Sunday, August 31, 2014

"ALL SPOKE HIGHLY OF HIM."



Homily for Sept. 1st, 2014: Luke 4:16-30.
          “All spoke highly of him,” after Jesus reads in the synagogue from the prophet Isaiah and proclaims the fulfillment of Isaiah’s prophecy that God would send someone to comfort, heal, and liberate people. Only a few verses later, however, the same people who were “amazed at the gracious words that came from his mouth” are ready to hurl Jesus headlong from the brow of the hill on which Jesus’ home town, Nazareth, was built. What’s going on here? 
          The “year acceptable to the Lord” which Jesus says he was sent to proclaim is reminiscent of the jubilee years, celebrated by Jews in Jesus’ day every half-century. During a jubilee year the fields lay fallow, people returned to their homes, debts were forgiven, and slaves set free. Jubilee years also reminded people that God did not reserve his blessings for those he had called to be especially his own. God loves and blesses all people.

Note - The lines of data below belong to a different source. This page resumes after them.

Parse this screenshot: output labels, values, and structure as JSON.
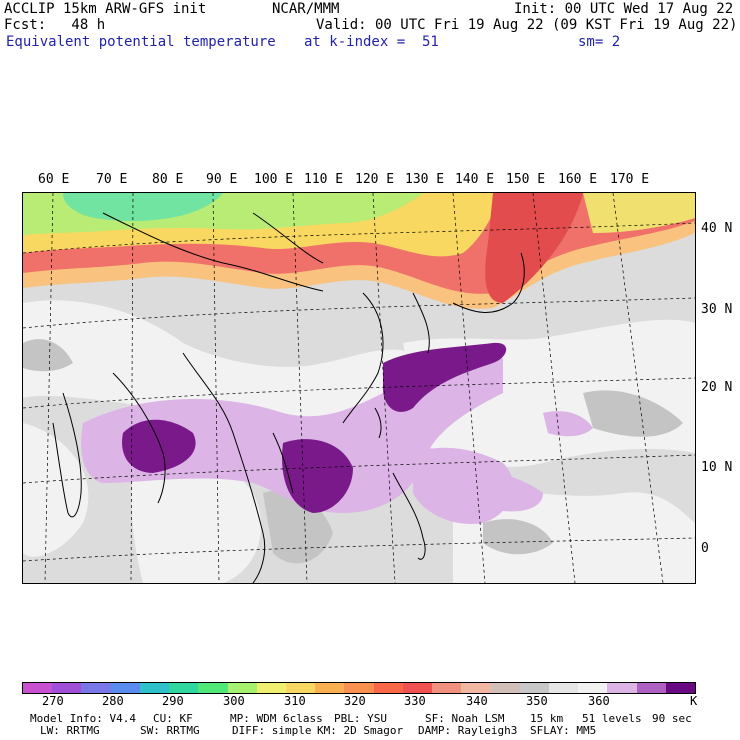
{
  "header": {
    "model": "ACCLIP 15km ARW-GFS init",
    "center": "NCAR/MMM",
    "init": "Init: 00 UTC Wed 17 Aug 22",
    "fcst": "Fcst:   48 h",
    "valid": "Valid: 00 UTC Fri 19 Aug 22 (09 KST Fri 19 Aug 22)",
    "field": "Equivalent potential temperature",
    "level": "at k-index =  51",
    "smoothing": "sm= 2"
  },
  "map": {
    "lon_labels": [
      "60 E",
      "70 E",
      "80 E",
      "90 E",
      "100 E",
      "110 E",
      "120 E",
      "130 E",
      "140 E",
      "150 E",
      "160 E",
      "170 E"
    ],
    "lat_labels": [
      "40 N",
      "30 N",
      "20 N",
      "10 N",
      "0"
    ],
    "colors": {
      "ocean_base": "#dcdcdc",
      "warm_band": "#f07060",
      "purple_dark": "#7a1a8a",
      "purple_light": "#d8b4e2",
      "coast": "#000000",
      "grid": "#000000"
    }
  },
  "colorbar": {
    "unit": "K",
    "colors": [
      "#c84fd0",
      "#a050d8",
      "#7878e8",
      "#5a8cf0",
      "#30c0c8",
      "#30d8a0",
      "#50e878",
      "#a8f070",
      "#f0f070",
      "#f8d860",
      "#f8b050",
      "#f89050",
      "#f86848",
      "#f05050",
      "#f09080",
      "#f0b8a0",
      "#d0c0b8",
      "#c8c8c8",
      "#e6e6e6",
      "#f2f2f2",
      "#dcb4e6",
      "#b060c0",
      "#6a0a82"
    ],
    "labels": [
      "270",
      "280",
      "290",
      "300",
      "310",
      "320",
      "330",
      "340",
      "350",
      "360"
    ]
  },
  "footer": {
    "line1": {
      "model_info": "Model Info: V4.4",
      "cu": "CU: KF",
      "mp": "MP: WDM 6class",
      "pbl": "PBL: YSU",
      "sf": "SF: Noah LSM",
      "res": "15 km",
      "levels": "51 levels",
      "dt": "90 sec"
    },
    "line2": {
      "lw": "LW: RRTMG",
      "sw": "SW: RRTMG",
      "diff": "DIFF: simple",
      "km": "KM: 2D Smagor",
      "damp": "DAMP: Rayleigh3",
      "sflay": "SFLAY: MM5"
    }
  }
}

Jesus gives his Jewish hearers two examples of this universal love. During a prolonged famine, Jesus reminds them, God sent our great prophet Elijah not to a member of our own people, but to a Gentile widow living outside Israel. And Elijah’s successor, Elisha, never cured any lepers among our own people, only the Gentile Naaman, from Syria. Those were the words that changed the people’s admiration for Jesus to resentful anger. 

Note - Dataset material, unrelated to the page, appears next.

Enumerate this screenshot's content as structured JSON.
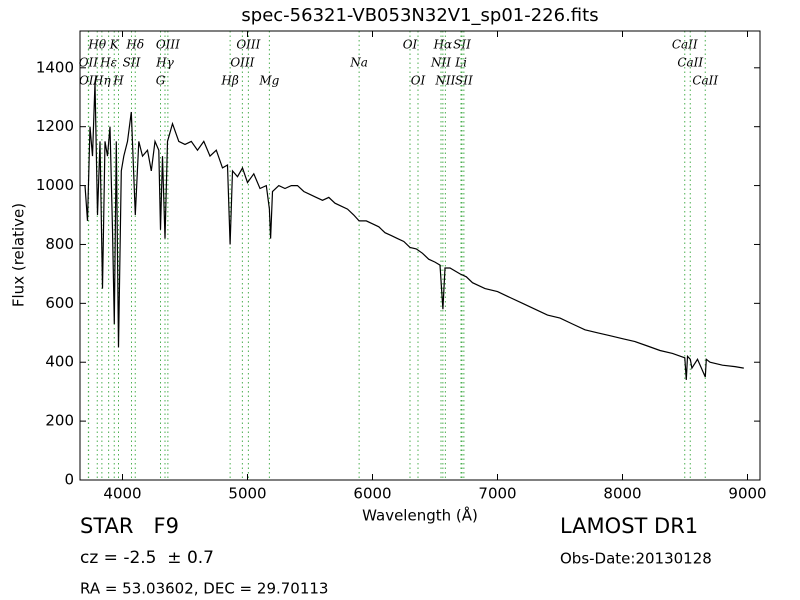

Last May Pope Francis caused similar outrage in some quarters by saying, during his homily at a daily Mass: “The Lord has redeemed all of us, all of us, with the Blood of Christ: all of us, not just Catholics. Everyone! ‘But Father, the atheists?’ Even the atheists. Everyone! Christ died for all, even for atheists.”

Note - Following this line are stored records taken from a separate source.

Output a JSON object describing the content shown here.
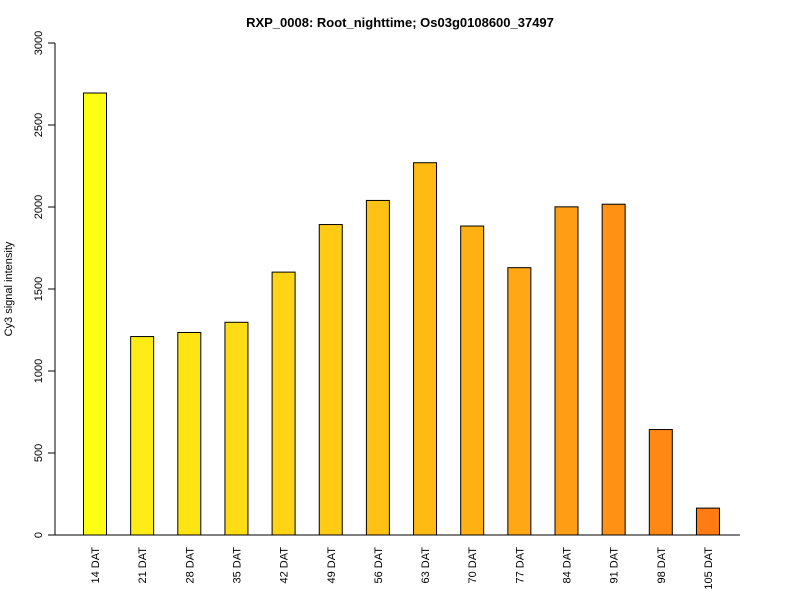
{
  "chart_data": {
    "type": "bar",
    "title": "RXP_0008: Root_nighttime; Os03g0108600_37497",
    "xlabel": "",
    "ylabel": "Cy3 signal intensity",
    "ylim": [
      0,
      3000
    ],
    "yticks": [
      "0",
      "500",
      "1000",
      "1500",
      "2000",
      "2500",
      "3000"
    ],
    "categories": [
      "14 DAT",
      "21 DAT",
      "28 DAT",
      "35 DAT",
      "42 DAT",
      "49 DAT",
      "56 DAT",
      "63 DAT",
      "70 DAT",
      "77 DAT",
      "84 DAT",
      "91 DAT",
      "98 DAT",
      "105 DAT"
    ],
    "values": [
      2695,
      1210,
      1235,
      1297,
      1603,
      1893,
      2040,
      2270,
      1884,
      1630,
      2001,
      2017,
      643,
      164
    ],
    "colors": [
      "#FFFF14",
      "#FFEC14",
      "#FFE414",
      "#FFDC14",
      "#FFD414",
      "#FFCB14",
      "#FFC214",
      "#FFBA14",
      "#FFB114",
      "#FFA814",
      "#FF9E14",
      "#FF9214",
      "#FF8714",
      "#FF7B14"
    ],
    "grid": false,
    "legend": "none"
  }
}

          Pope Francis was repeating, in more colloquial language, the teaching of the Second Council: “Those also can attain salvation who, through no fault of their own, do not know the Gospel of Christ or his Church, yet sincerely seek God and moved by grace strive by their deeds to do his will as it is known to them through the dictates of conscience” (LG 16).
          Being a member of God’s holy Catholic Church is a great privilege and a blessing. But it does not guarantee us a first-class ticket to heaven.